Se rieron de buena gana.

—No me engañes. No existen hombres así.

—Sí. Te digo yo que sí.

Luego le cogió la mano a Elsa, y sonrió.

—Nadie va a perseguirte. No se atreverían, con la policía encima.

Sí que se atrevieron. El joven bien vestido que Elsa pequeña se encontraba todas las mañanas, cerca de la peluquería. Los dos hombres que la veían asomarse de vez en cuando, por la tarde. El otro que comía en el mismo bar que ella. Todos pertenecían a la Orden.

Sin máscaras, sin capas rojas, era más difícil reconocerlos.

Elsa pequeña, la observada, tenía, era verdad, cierta vida por delante. Y otra vida detrás. Unos hechos sin vuelta de hoja que habían afectado también la existencia de sus padres. Loreto y Carlos, que se habían entendido siempre sin problemas, comenzaban a discutir.

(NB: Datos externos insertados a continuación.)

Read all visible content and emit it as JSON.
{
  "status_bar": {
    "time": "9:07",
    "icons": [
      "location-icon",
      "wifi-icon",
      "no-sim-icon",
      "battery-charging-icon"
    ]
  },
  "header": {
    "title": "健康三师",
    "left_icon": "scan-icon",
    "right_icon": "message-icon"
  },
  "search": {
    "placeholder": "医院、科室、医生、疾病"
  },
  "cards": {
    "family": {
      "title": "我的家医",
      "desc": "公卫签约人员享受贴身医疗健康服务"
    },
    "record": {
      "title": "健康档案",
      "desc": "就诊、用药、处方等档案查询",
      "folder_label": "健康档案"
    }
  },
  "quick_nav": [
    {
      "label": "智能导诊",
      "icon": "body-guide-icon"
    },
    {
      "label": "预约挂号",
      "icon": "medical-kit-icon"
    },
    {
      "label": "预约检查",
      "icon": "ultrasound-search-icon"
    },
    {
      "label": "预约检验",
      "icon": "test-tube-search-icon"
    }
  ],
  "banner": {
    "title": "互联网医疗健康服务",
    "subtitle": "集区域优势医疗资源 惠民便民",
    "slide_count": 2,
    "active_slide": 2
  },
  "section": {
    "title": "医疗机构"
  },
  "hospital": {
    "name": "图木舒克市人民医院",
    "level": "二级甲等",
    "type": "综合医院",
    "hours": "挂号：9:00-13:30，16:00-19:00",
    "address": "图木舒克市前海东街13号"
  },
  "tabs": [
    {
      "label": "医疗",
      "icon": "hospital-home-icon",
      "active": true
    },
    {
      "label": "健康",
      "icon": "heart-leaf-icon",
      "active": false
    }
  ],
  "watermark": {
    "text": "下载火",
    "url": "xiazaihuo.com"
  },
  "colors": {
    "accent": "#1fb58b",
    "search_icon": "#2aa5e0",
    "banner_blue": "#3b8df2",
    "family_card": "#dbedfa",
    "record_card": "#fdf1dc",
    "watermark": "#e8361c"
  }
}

—Debimos haber tenido más hijos —se lamentaba Loreto—, La niña no se hubiera visto sola, y habría afrontado la madurez de otra manera. Ser hijo único es una maldición. Y ella, de pequeñita, nos lo pedía. Fuiste tú quien no quisiste.

—Si por mí hubiera sido, ni siquiera hubiera nacido Elsa.

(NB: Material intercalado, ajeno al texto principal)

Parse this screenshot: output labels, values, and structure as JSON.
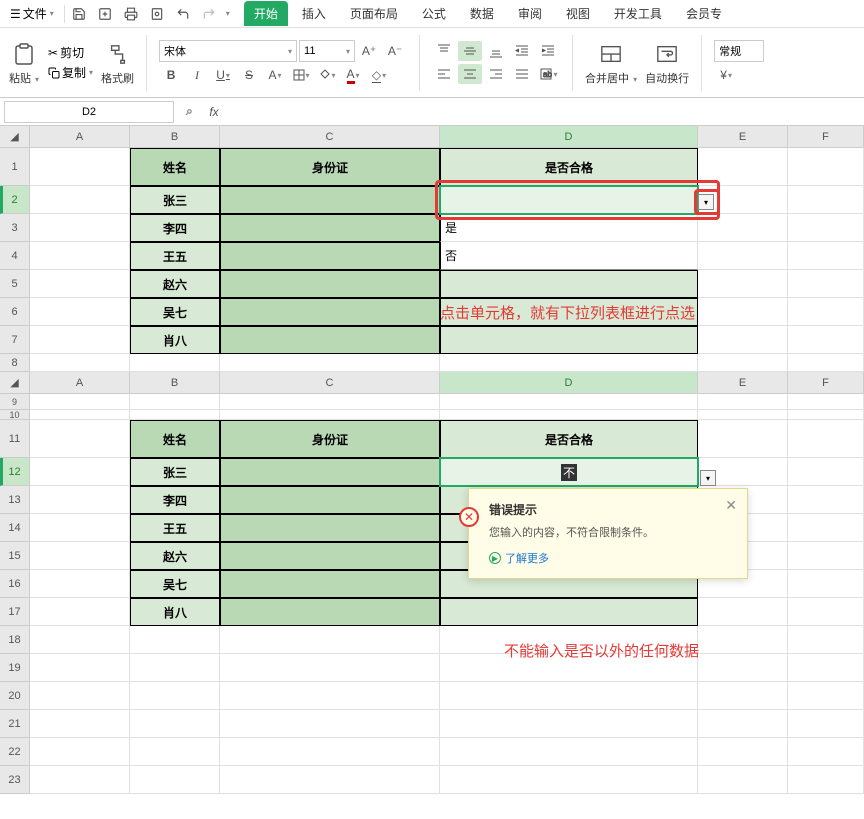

Loreto le miró con rencor. Le venía a la mente la expresión de desencanto de Carlos cuando le anunció su embarazo, la atención obsesiva y constante que siempre había exigido. No era celoso, pero si él estaba delante, él debía ser lo primero.

—Tienes razón —escupió ella—. Ya me ha llegado ocuparme de Elsa y ser también tu madre. No he sido otra cosa en todos estos años.

—Y no has sabido hacer bien ni siquiera eso. Ya ves dónde está Elsa, y dónde he terminado yo.

Luego callaban. Carlos se acercaba a ella, con intención de pedirle disculpas. Loreto se deshacía de él.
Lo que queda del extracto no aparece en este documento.